O caso aconteceu em Itapecerica da Serra, na Grande São Paulo, e a multa foi de R$ 6,5 mil.
Para o Ibama, mesmo que nenhum desastre tenha acontecido, a companhia transportou o material sem equipamentos suficientes para impedir danos ambientais em caso de um acidente.
Em Campinas, no interior de São Paulo, a Rhodia recebeu uma multa de R$ 9 mil em março de 2018 por conta do depósito de cargas abandonadas no Aeroporto de Viracopos.
Em abril de 2015 e dezembro de 2017, duas outras infrações no Aeroporto de Viracopos, cada uma no valor de R$ 9 mil. O motivo foi a falta de cadastro da empresa nas bases de informações federais.
Outro lado
Depois de a Alma Preta questionar a CNI sobre os critérios adotados para admitir companhias na iniciativa, a organização afirmou:
“A participação das empresas nas atividades da SB COP baseia-se em seu comprometimento público com a sustentabilidade e com a transição para uma economia de baixo carbono, em linha com as diretrizes globais de descarbonização. Cada temática (como transição energética, economia circular e bioeconomia) é coordenada por representantes de diferentes setores, com experiência técnica em suas respectivas áreas”.

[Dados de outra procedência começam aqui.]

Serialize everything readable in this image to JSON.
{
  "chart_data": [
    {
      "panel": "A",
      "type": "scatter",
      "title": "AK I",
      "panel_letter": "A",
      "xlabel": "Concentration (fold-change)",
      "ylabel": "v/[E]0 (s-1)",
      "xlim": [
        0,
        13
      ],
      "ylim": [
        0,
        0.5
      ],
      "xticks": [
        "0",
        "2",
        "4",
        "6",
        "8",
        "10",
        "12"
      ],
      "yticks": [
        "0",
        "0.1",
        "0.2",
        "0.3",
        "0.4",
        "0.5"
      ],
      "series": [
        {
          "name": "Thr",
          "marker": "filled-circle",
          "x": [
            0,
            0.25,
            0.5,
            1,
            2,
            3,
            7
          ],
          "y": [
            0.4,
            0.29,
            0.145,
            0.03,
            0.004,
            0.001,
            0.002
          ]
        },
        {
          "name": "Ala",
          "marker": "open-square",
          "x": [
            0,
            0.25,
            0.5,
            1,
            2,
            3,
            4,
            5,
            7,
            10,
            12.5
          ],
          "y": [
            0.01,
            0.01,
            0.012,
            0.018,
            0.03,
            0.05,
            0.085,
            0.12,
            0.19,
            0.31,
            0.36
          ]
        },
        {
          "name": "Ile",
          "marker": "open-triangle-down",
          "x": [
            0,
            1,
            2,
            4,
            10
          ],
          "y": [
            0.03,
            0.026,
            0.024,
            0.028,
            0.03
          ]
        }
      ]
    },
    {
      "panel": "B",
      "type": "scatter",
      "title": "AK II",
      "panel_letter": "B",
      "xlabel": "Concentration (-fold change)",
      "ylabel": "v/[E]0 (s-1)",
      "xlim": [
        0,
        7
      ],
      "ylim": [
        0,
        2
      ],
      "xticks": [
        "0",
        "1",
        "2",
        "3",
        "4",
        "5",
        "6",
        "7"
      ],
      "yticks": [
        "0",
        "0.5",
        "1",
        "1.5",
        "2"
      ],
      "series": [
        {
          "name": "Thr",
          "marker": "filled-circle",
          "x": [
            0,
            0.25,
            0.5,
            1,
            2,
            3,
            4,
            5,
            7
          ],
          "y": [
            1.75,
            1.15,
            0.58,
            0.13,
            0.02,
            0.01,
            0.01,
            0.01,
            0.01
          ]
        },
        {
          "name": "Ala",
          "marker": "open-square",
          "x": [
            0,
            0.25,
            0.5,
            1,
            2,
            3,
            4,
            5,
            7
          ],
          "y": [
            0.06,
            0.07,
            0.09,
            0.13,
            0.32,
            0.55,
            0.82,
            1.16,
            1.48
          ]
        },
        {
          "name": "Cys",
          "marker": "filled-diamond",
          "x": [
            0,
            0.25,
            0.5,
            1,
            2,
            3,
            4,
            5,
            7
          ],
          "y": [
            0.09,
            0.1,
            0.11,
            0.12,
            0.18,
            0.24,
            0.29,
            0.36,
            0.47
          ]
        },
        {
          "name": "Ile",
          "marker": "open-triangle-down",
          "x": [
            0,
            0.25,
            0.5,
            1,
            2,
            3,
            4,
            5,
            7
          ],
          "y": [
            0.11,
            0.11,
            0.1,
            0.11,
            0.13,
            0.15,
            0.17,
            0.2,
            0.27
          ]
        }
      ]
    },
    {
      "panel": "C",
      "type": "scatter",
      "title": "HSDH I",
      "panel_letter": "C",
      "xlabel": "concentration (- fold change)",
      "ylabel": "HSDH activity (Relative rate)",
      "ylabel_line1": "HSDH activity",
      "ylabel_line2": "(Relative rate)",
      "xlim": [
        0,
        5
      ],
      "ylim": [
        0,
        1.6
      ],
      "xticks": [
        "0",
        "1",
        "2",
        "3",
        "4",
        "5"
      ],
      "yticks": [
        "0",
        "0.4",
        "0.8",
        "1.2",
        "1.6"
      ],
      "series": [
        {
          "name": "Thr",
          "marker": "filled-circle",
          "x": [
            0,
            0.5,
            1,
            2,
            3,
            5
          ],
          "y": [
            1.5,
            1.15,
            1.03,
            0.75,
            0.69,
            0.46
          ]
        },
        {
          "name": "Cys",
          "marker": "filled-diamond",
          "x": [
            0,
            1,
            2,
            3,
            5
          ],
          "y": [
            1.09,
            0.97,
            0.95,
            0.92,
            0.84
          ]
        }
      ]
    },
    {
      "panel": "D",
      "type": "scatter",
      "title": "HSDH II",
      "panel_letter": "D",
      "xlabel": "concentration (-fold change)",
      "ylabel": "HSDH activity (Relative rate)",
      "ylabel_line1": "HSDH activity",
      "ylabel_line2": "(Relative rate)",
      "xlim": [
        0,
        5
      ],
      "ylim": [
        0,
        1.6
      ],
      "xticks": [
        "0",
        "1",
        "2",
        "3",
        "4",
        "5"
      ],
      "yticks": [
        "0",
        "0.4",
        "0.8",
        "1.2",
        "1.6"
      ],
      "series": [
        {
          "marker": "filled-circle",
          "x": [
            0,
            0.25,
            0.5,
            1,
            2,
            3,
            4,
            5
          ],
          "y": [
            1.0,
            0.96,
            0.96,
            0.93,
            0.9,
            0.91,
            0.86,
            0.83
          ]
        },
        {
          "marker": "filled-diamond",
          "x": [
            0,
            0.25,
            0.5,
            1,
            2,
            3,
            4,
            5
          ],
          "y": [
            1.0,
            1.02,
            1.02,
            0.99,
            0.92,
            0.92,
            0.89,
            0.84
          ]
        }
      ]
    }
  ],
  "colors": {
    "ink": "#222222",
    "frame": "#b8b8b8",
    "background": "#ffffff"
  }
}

A Rhodia, por outro lado, não respondeu sobre os impactos ambientais causados em Cubatão ou sobre as infrações ambientais mais recentes da empresa.
Em nota, a companhia afirmou que “a participação da Rhodia na SB COP 30 reflete seu compromisso com o avanço de soluções climáticas por meio da colaboração. Como líder do Grupo de Trabalho de Transição Energética, a Rhodia atua ao lado de empresas globais para desenvolver recomendações práticas que acelerem a descarbonização em setores de difícil abatimento”.